Um surto de rotavírus está assustando moradores e autoridades de saúde em Paranavaí, Noroeste do Estado. Em apenas uma semana, os postos de saúde da cidade atenderam 277 pessoas e uma criança de um ano e meio morreu com a doença. A Secretaria de Saúde do município informou que pelo menos 10% dos casos atendidos são reincidentes, e que 250 já foram confirmados. Segundo a enfermeira Edna Arrotéia, chefe da Vigilância Epidemiológica, o laudo sobre a morte da criança aponta desnutrição como causa. Mas ela não descarta que o rotavírus tenha contribuído para o óbito. Em Londrina as autoridades de saúde também verificaram um aumento na incidência de contaminação por rotavírus nos últimos dois meses.
A criança é de uma família de seis irmãos e a mãe está grávida do sétimo filho. Segundo Edna, a desnutrição estava sendo tratada pela saúde pública. Na noite de quarta-feira da semana passada a criança apresentou vômito e desinteria. A mãe procurou o posto de sa© úde na manhã do dia seguinte. Edna disse que ‘‘a criança chegou em óbito no posto’’.
Dos 250 casos confirmados, apenas 16 pacientes tiveram que ser internadas. ‘‘Na maior parte dos casos o paciente deve mesmo ficar em casa de repouso’’, explica Edna. Além do repouso o tratamento exige apenas a reposição do líquido perdido nas fezes, que é feito com soro oral. ‘‘Só mesmo em casos graves o paciente recebe soro intravenoso.’’ Qualquer tipo de medicamento deve ser evitado. Principalmente antibióticos, que podem agravar a diarréia. O vírus é eliminado naturalmente pelo organismo.
A Secretaria de Saúde está orientando os moradores, através da imprensa, para que procurem um posto de saúde nos casos que apresentem vômitos e diarréias. Mesmo em adultos. Edna explica que a literatura a respeito do rotavírus não é clara sobre a contaminação de adultos, mas existem casos onde os filhos passam o vírus aos pais. ‘‘O tratamento de adultos é o mesmo’’, explicou. O ciclo da doença dura de três a cinco dias. Depois que os sintomas desaparecem, a pessoa pode suspender o soro.
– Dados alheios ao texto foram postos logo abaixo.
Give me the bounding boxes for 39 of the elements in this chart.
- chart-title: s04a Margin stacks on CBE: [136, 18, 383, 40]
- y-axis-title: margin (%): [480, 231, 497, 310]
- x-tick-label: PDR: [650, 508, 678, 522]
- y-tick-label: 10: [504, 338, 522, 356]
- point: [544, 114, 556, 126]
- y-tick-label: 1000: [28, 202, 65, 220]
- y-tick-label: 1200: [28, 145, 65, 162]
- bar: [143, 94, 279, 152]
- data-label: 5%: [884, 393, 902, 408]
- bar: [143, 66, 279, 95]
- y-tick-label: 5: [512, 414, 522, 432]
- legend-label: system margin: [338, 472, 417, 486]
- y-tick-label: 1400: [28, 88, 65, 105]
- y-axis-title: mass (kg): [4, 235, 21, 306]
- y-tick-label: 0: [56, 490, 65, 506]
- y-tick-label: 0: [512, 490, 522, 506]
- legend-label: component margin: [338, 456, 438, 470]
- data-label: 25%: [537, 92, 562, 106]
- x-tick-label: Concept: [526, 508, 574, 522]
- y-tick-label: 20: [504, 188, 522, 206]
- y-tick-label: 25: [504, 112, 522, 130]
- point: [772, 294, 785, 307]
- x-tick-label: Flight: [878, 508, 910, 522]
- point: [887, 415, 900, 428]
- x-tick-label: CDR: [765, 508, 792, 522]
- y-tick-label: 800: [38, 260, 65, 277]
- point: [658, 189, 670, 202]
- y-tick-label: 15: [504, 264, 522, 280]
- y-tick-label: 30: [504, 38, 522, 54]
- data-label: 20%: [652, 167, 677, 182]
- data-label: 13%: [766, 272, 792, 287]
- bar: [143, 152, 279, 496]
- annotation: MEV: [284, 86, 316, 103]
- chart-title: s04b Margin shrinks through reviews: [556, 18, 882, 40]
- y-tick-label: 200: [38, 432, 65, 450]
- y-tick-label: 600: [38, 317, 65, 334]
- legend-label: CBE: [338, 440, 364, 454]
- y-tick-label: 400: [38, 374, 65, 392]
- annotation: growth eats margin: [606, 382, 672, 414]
Crianças, principalmente os bebês mais fracos, devem evitar locais com aglomeração de pessoas. ‘‘Já avisamos as escolas e creches para evitar a presença de crianças com sintomas’’, disse Edna. O vírus, que se prolifera com mais facilidade no inverno, é transmitido pela saliva, pelas fezes e pelo ar. Entre os principais cuidados para evitar a contaminação estão hábitos de higiene como lavar sempre as mãos depois de usar o banheiro e antes das refeições, lavar os alimentos, e deixar os alimentos crus em uma solução de água e vinagre ou hipoclorito de sódio por meia hora.